Mastering the TTS Tool for Audio Generation in OpenClaw

OpenClaw provides a powerful local text-to-speech (TTS) capability through the sherpa-onnx-tts skill, enabling private, offline audio generation without relying on cloud services. This is ideal for users who prioritize data privacy, need reliable TTS in disconnected environments, or want to avoid API costs and latency.

Why Use Local TTS?

Cloud-based TTS services are convenient, but they come with trade-offs: network dependency, potential privacy concerns, API rate limits, and ongoing costs. OpenClaw's integration with sherpa-onnx solves these by running the entire TTS pipeline locally on your machine. This means:

Complete Privacy: Your text never leaves your device.
Zero Cost: Free to use after initial setup.
Offline Operation: Works without an internet connection.
Low Latency: Audio is generated instantly on your hardware.

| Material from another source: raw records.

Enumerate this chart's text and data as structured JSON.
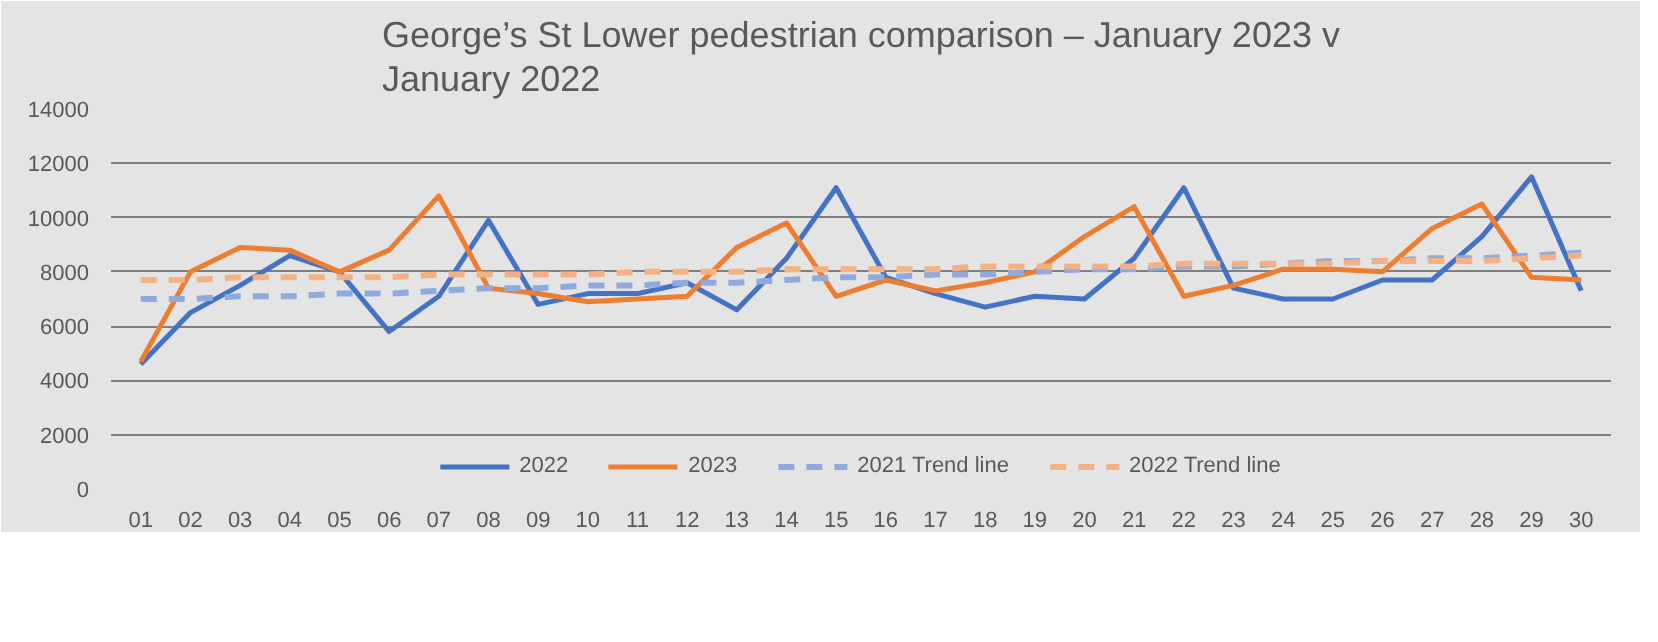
{
  "chart_data": {
    "type": "line",
    "title": "George’s St Lower pedestrian comparison – January 2023 v January 2022",
    "categories": [
      "01",
      "02",
      "03",
      "04",
      "05",
      "06",
      "07",
      "08",
      "09",
      "10",
      "11",
      "12",
      "13",
      "14",
      "15",
      "16",
      "17",
      "18",
      "19",
      "20",
      "21",
      "22",
      "23",
      "24",
      "25",
      "26",
      "27",
      "28",
      "29",
      "30"
    ],
    "ylim": [
      0,
      14000
    ],
    "yticks": [
      0,
      2000,
      4000,
      6000,
      8000,
      10000,
      12000,
      14000
    ],
    "grid": "y",
    "legend": "bottom",
    "marker": "none",
    "series": [
      {
        "name": "2022",
        "color": "#4472c4",
        "line_style": "solid",
        "values": [
          4600,
          6500,
          7500,
          8600,
          8000,
          5800,
          7100,
          9900,
          6800,
          7200,
          7200,
          7600,
          6600,
          8500,
          11100,
          7800,
          7200,
          6700,
          7100,
          7000,
          8500,
          11100,
          7400,
          7000,
          7000,
          7700,
          7700,
          9300,
          11500,
          7300
        ]
      },
      {
        "name": "2023",
        "color": "#ed7d31",
        "line_style": "solid",
        "values": [
          4700,
          8000,
          8900,
          8800,
          8000,
          8800,
          10800,
          7400,
          7200,
          6900,
          7000,
          7100,
          8900,
          9800,
          7100,
          7700,
          7300,
          7600,
          8000,
          9300,
          10400,
          7100,
          7500,
          8100,
          8100,
          8000,
          9600,
          10500,
          7800,
          7700
        ]
      },
      {
        "name": "2021 Trend line",
        "color": "#8faadc",
        "line_style": "dashed",
        "values": [
          7000,
          7000,
          7100,
          7100,
          7200,
          7200,
          7300,
          7400,
          7400,
          7500,
          7500,
          7600,
          7600,
          7700,
          7800,
          7800,
          7900,
          7900,
          8000,
          8100,
          8100,
          8200,
          8200,
          8300,
          8400,
          8400,
          8500,
          8500,
          8600,
          8700
        ]
      },
      {
        "name": "2022 Trend line",
        "color": "#f4b183",
        "line_style": "dashed",
        "values": [
          7700,
          7700,
          7800,
          7800,
          7800,
          7800,
          7900,
          7900,
          7900,
          7900,
          8000,
          8000,
          8000,
          8100,
          8100,
          8100,
          8100,
          8200,
          8200,
          8200,
          8200,
          8300,
          8300,
          8300,
          8300,
          8400,
          8400,
          8400,
          8500,
          8600
        ]
      }
    ]
  }
}
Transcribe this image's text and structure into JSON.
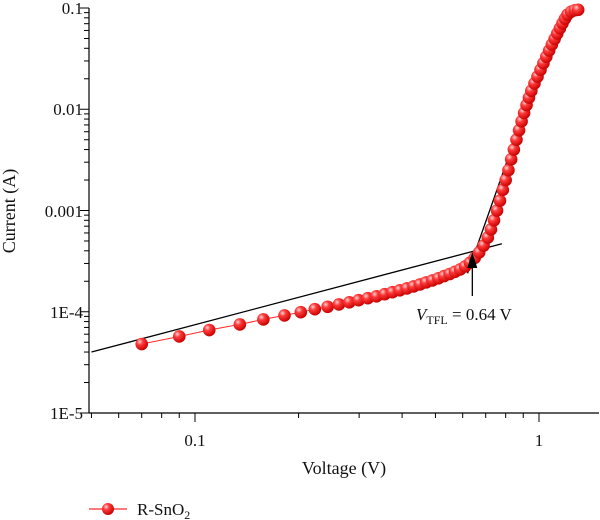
{
  "chart_data": {
    "type": "scatter",
    "xlabel": "Voltage (V)",
    "ylabel": "Current (A)",
    "xscale": "log",
    "yscale": "log",
    "xlim": [
      0.05,
      1.5
    ],
    "ylim": [
      1e-05,
      0.1
    ],
    "x_ticks": [
      {
        "value": 0.1,
        "label": "0.1"
      },
      {
        "value": 1,
        "label": "1"
      }
    ],
    "y_ticks": [
      {
        "value": 1e-05,
        "label": "1E-5"
      },
      {
        "value": 0.0001,
        "label": "1E-4"
      },
      {
        "value": 0.001,
        "label": "0.001"
      },
      {
        "value": 0.01,
        "label": "0.01"
      },
      {
        "value": 0.1,
        "label": "0.1"
      }
    ],
    "grid": false,
    "legend_position": "bottom-left",
    "series": [
      {
        "name": "R-SnO",
        "name_subscript": "2",
        "color": "#ff2a2a",
        "marker": "sphere",
        "points": [
          [
            0.07,
            4.8e-05
          ],
          [
            0.09,
            5.7e-05
          ],
          [
            0.11,
            6.6e-05
          ],
          [
            0.135,
            7.5e-05
          ],
          [
            0.158,
            8.4e-05
          ],
          [
            0.182,
            9.2e-05
          ],
          [
            0.203,
            9.9e-05
          ],
          [
            0.223,
            0.000106
          ],
          [
            0.243,
            0.000112
          ],
          [
            0.262,
            0.000118
          ],
          [
            0.281,
            0.000124
          ],
          [
            0.299,
            0.00013
          ],
          [
            0.318,
            0.000136
          ],
          [
            0.337,
            0.000142
          ],
          [
            0.356,
            0.000149
          ],
          [
            0.375,
            0.000156
          ],
          [
            0.394,
            0.000163
          ],
          [
            0.413,
            0.00017
          ],
          [
            0.432,
            0.000178
          ],
          [
            0.451,
            0.000186
          ],
          [
            0.47,
            0.000195
          ],
          [
            0.49,
            0.000204
          ],
          [
            0.51,
            0.000214
          ],
          [
            0.53,
            0.000225
          ],
          [
            0.55,
            0.000236
          ],
          [
            0.57,
            0.000248
          ],
          [
            0.59,
            0.000262
          ],
          [
            0.61,
            0.00028
          ],
          [
            0.63,
            0.000305
          ],
          [
            0.65,
            0.00034
          ],
          [
            0.67,
            0.000385
          ],
          [
            0.69,
            0.00045
          ],
          [
            0.71,
            0.00054
          ],
          [
            0.725,
            0.00065
          ],
          [
            0.74,
            0.0008
          ],
          [
            0.755,
            0.001
          ],
          [
            0.77,
            0.00125
          ],
          [
            0.785,
            0.0016
          ],
          [
            0.8,
            0.002
          ],
          [
            0.815,
            0.0025
          ],
          [
            0.83,
            0.0032
          ],
          [
            0.845,
            0.004
          ],
          [
            0.86,
            0.005
          ],
          [
            0.875,
            0.0062
          ],
          [
            0.89,
            0.0076
          ],
          [
            0.905,
            0.0092
          ],
          [
            0.92,
            0.011
          ],
          [
            0.935,
            0.013
          ],
          [
            0.95,
            0.0152
          ],
          [
            0.97,
            0.018
          ],
          [
            0.99,
            0.021
          ],
          [
            1.01,
            0.0245
          ],
          [
            1.03,
            0.0285
          ],
          [
            1.05,
            0.033
          ],
          [
            1.07,
            0.038
          ],
          [
            1.09,
            0.0435
          ],
          [
            1.11,
            0.0495
          ],
          [
            1.13,
            0.056
          ],
          [
            1.15,
            0.063
          ],
          [
            1.17,
            0.0705
          ],
          [
            1.19,
            0.0785
          ],
          [
            1.21,
            0.086
          ],
          [
            1.24,
            0.092
          ],
          [
            1.27,
            0.095
          ],
          [
            1.3,
            0.096
          ]
        ]
      }
    ],
    "fit_lines": [
      {
        "points": [
          [
            0.05,
            4e-05
          ],
          [
            0.78,
            0.00047
          ]
        ]
      },
      {
        "points": [
          [
            0.62,
            0.00024
          ],
          [
            0.93,
            0.012
          ]
        ]
      }
    ],
    "annotations": [
      {
        "italic": "V",
        "subscript": "TFL",
        "text": " = 0.64 V",
        "x": 0.64
      }
    ]
  }
}
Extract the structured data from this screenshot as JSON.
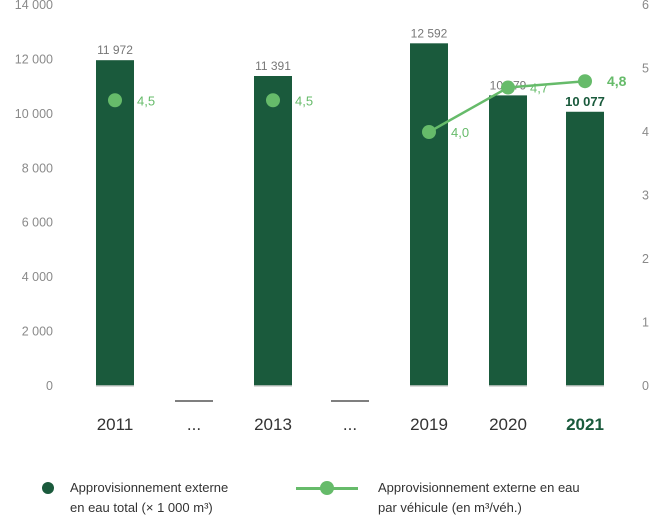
{
  "chart_data": {
    "type": "bar",
    "categories": [
      "2011",
      "...",
      "2013",
      "...",
      "2019",
      "2020",
      "2021"
    ],
    "left_axis": {
      "ticks": [
        "0",
        "2 000",
        "4 000",
        "6 000",
        "8 000",
        "10 000",
        "12 000",
        "14 000"
      ],
      "range": [
        0,
        14000
      ]
    },
    "right_axis": {
      "ticks": [
        "0",
        "1",
        "2",
        "3",
        "4",
        "5",
        "6"
      ],
      "range": [
        0,
        6
      ]
    },
    "series": [
      {
        "name": "Approvisionnement externe en eau total (× 1 000 m³)",
        "kind": "bar",
        "color": "#1a5a3c",
        "values": [
          11972,
          null,
          11391,
          null,
          12592,
          10679,
          10077
        ],
        "labels": [
          "11 972",
          "",
          "11 391",
          "",
          "12 592",
          "10 679",
          "10 077"
        ]
      },
      {
        "name": "Approvisionnement externe en eau par véhicule (en m³/véh.)",
        "kind": "line",
        "color": "#66bb6a",
        "axis": "right",
        "values": [
          4.5,
          null,
          4.5,
          null,
          4.0,
          4.7,
          4.8
        ],
        "labels": [
          "4,5",
          "",
          "4,5",
          "",
          "4,0",
          "4,7",
          "4,8"
        ]
      }
    ],
    "highlight_category": "2021",
    "legend": {
      "bar": [
        "Approvisionnement externe",
        "en eau total (× 1 000 m³)"
      ],
      "line": [
        "Approvisionnement externe en eau",
        "par véhicule (en m³/véh.)"
      ]
    }
  }
}
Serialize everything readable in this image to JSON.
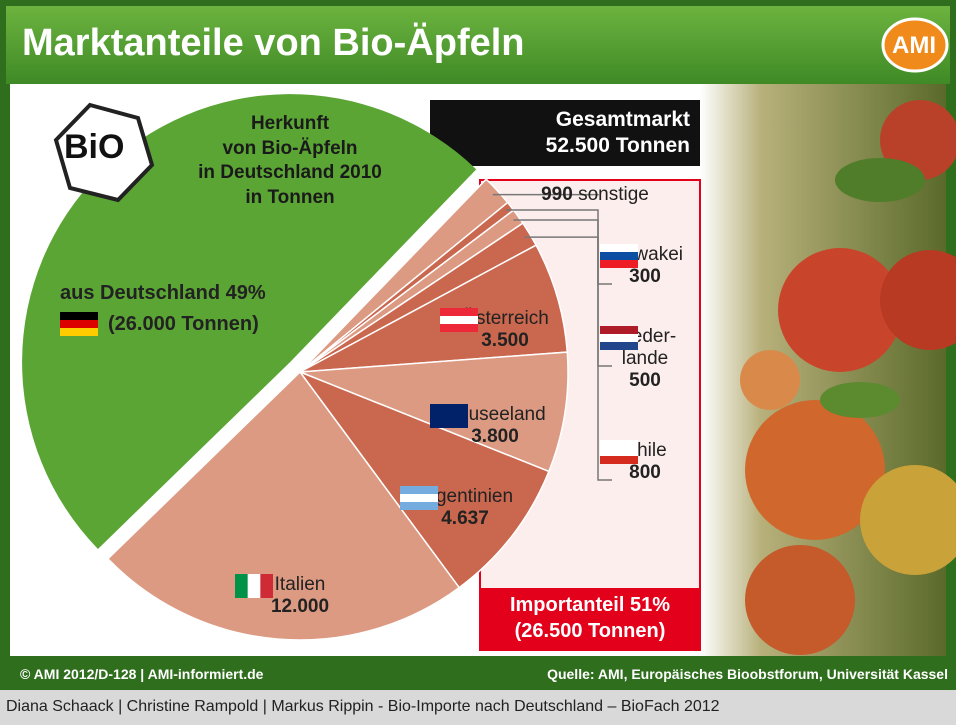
{
  "header": {
    "title": "Marktanteile von Bio-Äpfeln",
    "logo": "AMI",
    "bio_logo": "BiO"
  },
  "chart_data": {
    "type": "pie",
    "title": "Herkunft\nvon Bio-Äpfeln\nin Deutschland 2010\nin Tonnen",
    "categories": [
      "aus Deutschland 49%",
      "sonstige",
      "Slowakei",
      "Nieder-\nlande",
      "Chile",
      "Österreich",
      "Neuseeland",
      "Argentinien",
      "Italien"
    ],
    "values": [
      26000,
      990,
      300,
      500,
      800,
      3500,
      3800,
      4637,
      12000
    ],
    "value_labels": [
      "(26.000 Tonnen)",
      "990",
      "300",
      "500",
      "800",
      "3.500",
      "3.800",
      "4.637",
      "12.000"
    ],
    "colors": [
      "#5ba535",
      "#dc9a82",
      "#c9674f",
      "#dc9a82",
      "#c9674f",
      "#c9674f",
      "#dc9a82",
      "#c9674f",
      "#dc9a82"
    ]
  },
  "totals": {
    "market_label": "Gesamtmarkt",
    "market": "52.500 Tonnen",
    "import_label": "Importanteil 51%",
    "import": "(26.500 Tonnen)"
  },
  "footer": {
    "copyright": "© AMI 2012/D-128 | AMI-informiert.de",
    "source": "Quelle: AMI, Europäisches Bioobstforum, Universität Kassel"
  },
  "caption": "Diana Schaack | Christine Rampold | Markus Rippin - Bio-Importe nach Deutschland – BioFach 2012"
}
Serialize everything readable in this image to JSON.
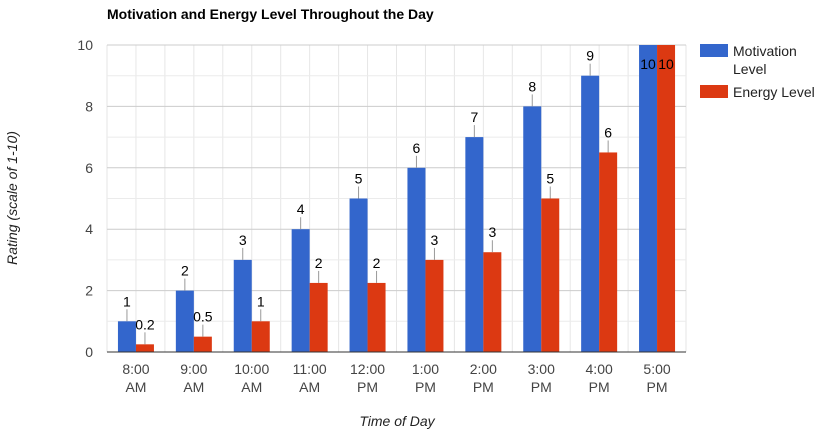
{
  "chart_data": {
    "type": "bar",
    "title": "Motivation and Energy Level Throughout the Day",
    "xlabel": "Time of Day",
    "ylabel": "Rating (scale of 1-10)",
    "ylim": [
      0,
      10
    ],
    "yticks": [
      0,
      2,
      4,
      6,
      8,
      10
    ],
    "categories": [
      [
        "8:00",
        "AM"
      ],
      [
        "9:00",
        "AM"
      ],
      [
        "10:00",
        "AM"
      ],
      [
        "11:00",
        "AM"
      ],
      [
        "12:00",
        "PM"
      ],
      [
        "1:00",
        "PM"
      ],
      [
        "2:00",
        "PM"
      ],
      [
        "3:00",
        "PM"
      ],
      [
        "4:00",
        "PM"
      ],
      [
        "5:00",
        "PM"
      ]
    ],
    "series": [
      {
        "name": "Motivation Level",
        "legend_lines": [
          "Motivation",
          "Level"
        ],
        "color": "#3366cc",
        "values": [
          1,
          2,
          3,
          4,
          5,
          6,
          7,
          8,
          9,
          10
        ],
        "labels": [
          "1",
          "2",
          "3",
          "4",
          "5",
          "6",
          "7",
          "8",
          "9",
          "10"
        ]
      },
      {
        "name": "Energy Level",
        "legend_lines": [
          "Energy Level"
        ],
        "color": "#dc3912",
        "values": [
          0.25,
          0.5,
          1,
          2.25,
          2.25,
          3,
          3.25,
          5,
          6.5,
          10
        ],
        "labels": [
          "0.2",
          "0.5",
          "1",
          "2",
          "2",
          "3",
          "3",
          "5",
          "6",
          "10"
        ]
      }
    ],
    "grid": true,
    "legend": "right"
  }
}
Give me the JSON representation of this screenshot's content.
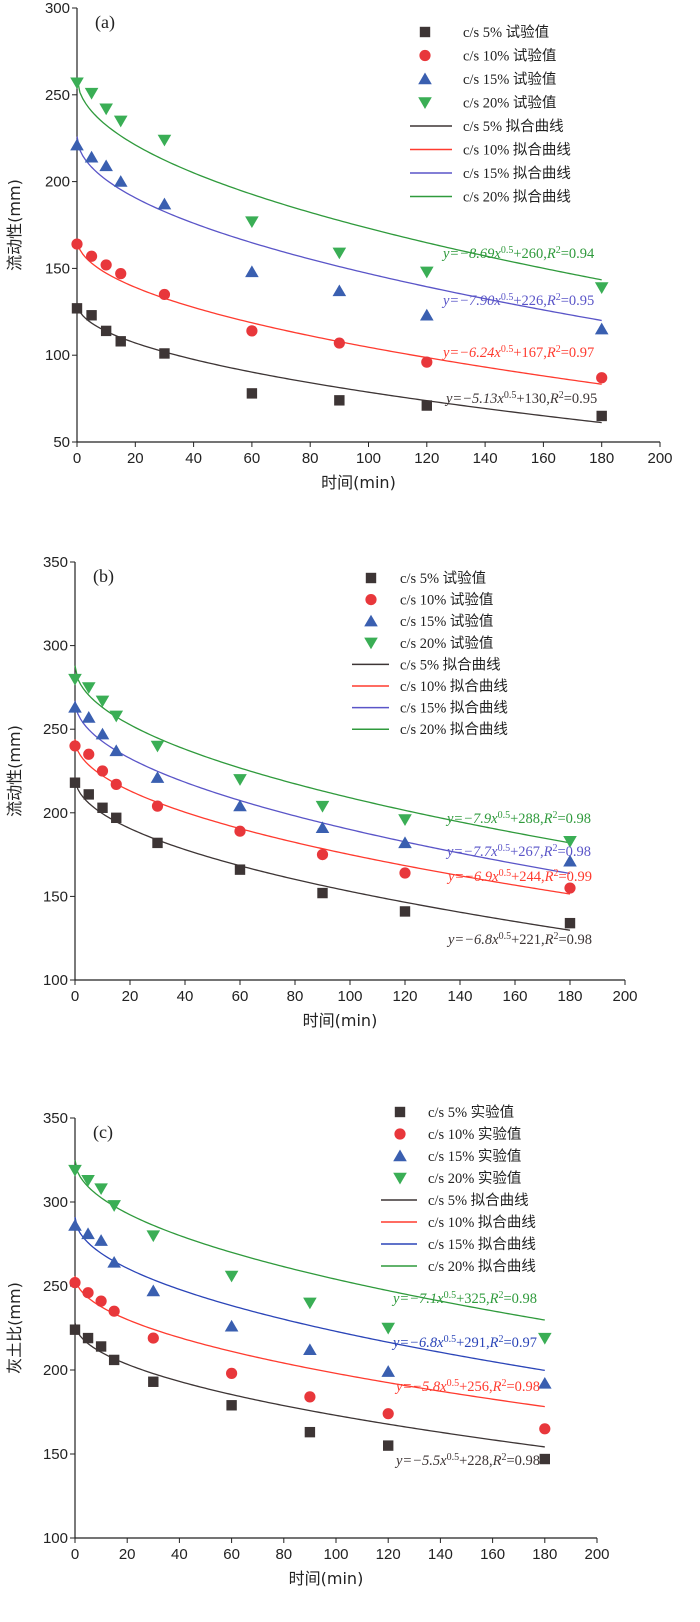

This makes it perfect for generating voice notes, automating audio announcements, or creating personalized audio content securely.

Installing the sherpa-onnx-tts Skill

The sherpa-onnx-tts skill is not installed by default and requires a manual setup to download the necessary runtime and voice models.

Step 1: Install the Skill

First, ensure the skill is installed in your OpenClaw environment:

openclaw skills install sherpa-onnx-tts

Step 2: Download the Runtime and Model

The skill requires two components: the sherpa-onnx runtime (a shared library) and a voice model. The installer will guide you through downloading the correct runtime for your operating system (macOS, Linux, or Windows) and a default voice model.

The default model is piper-en_US-lessac-high, a clear and natural-sounding American English voice. The installer will download and extract these into ~/.openclaw/tools/sherpa-onnx-tts/runtime and ~/.openclaw/tools/sherpa-onnx-tts/models respectively.

Step 3: Configure Environment Variables

OpenClaw needs to know where to find the runtime and model. Update your ~/.openclaw/openclaw.json configuration file:

{
  skills: {
    entries: {
      "sherpa-onnx-tts": {
        env: {
          SHERPA_ONNX_RUNTIME_DIR: "~/.openclaw/tools/sherpa-onnx-tts/runtime",
          SHERPA_ONNX_MODEL_DIR: "~/.openclaw/tools/sherpa-onnx-tts/models/vits-piper-en_US-lessac-high",
        },
      },
    },
  },
}

After saving the config, restart the OpenClaw Gateway for the changes to take effect.

Using the TTS Tool

Once configured, you can use the TTS tool from any agent session that has access to the skill. You can invoke it directly as a tool call, or use the command-line wrapper.

Tool Call

{
  "name": "tts",
  "arguments": {
    "text": "Hello from your local OpenClaw assistant.",
    "channel": "whatsapp"
  }
}

This will generate a .wav audio file and return a MEDIA: path that can be sent as a voice message in supported channels like WhatsApp or Telegram.

Command-Line Usage

You can also use the wrapper script directly from the shell:

# Navigate to the skill's bin directory
cd ~/.openclaw/workspace/skills/sherpa-onnx-tts/bin

# Generate speech
./sherpa-onnx-tts -o ./my_audio.wav "This audio was generated locally."

The generated my_audio.wav file can then be used in any application.

Advanced Configuration

The sherpa-onnx-tts skill supports multiple voice models. You can download additional Piper voices (which are compatible with sherpa-onnx) and place them in the models directory. To use a different voice, update the SHERPA_ONNX_MODEL_DIR environment variable in your config to point to the new model's folder.

If a model directory contains multiple .onnx files, you can specify the exact model file with the SHERPA_ONNX_MODEL_FILE environment variable or the --model-file command-line flag.

Troubleshooting

Command not found: Ensure the skill's bin directory is in your PATH, or call the script with its full path.
Model not loading: Check the path in SHERPA_ONNX_MODEL_DIR is correct and points to a directory containing .onnx and tokens.txt files.
Runtime errors: Ensure the SHERPA_ONNX_RUNTIME_DIR points to the correct extracted runtime library for your OS.

By leveraging the sherpa-onnx-tts skill, you can add robust, private audio generation capabilities to your OpenClaw automation workflows, keeping your data secure and your operations offline.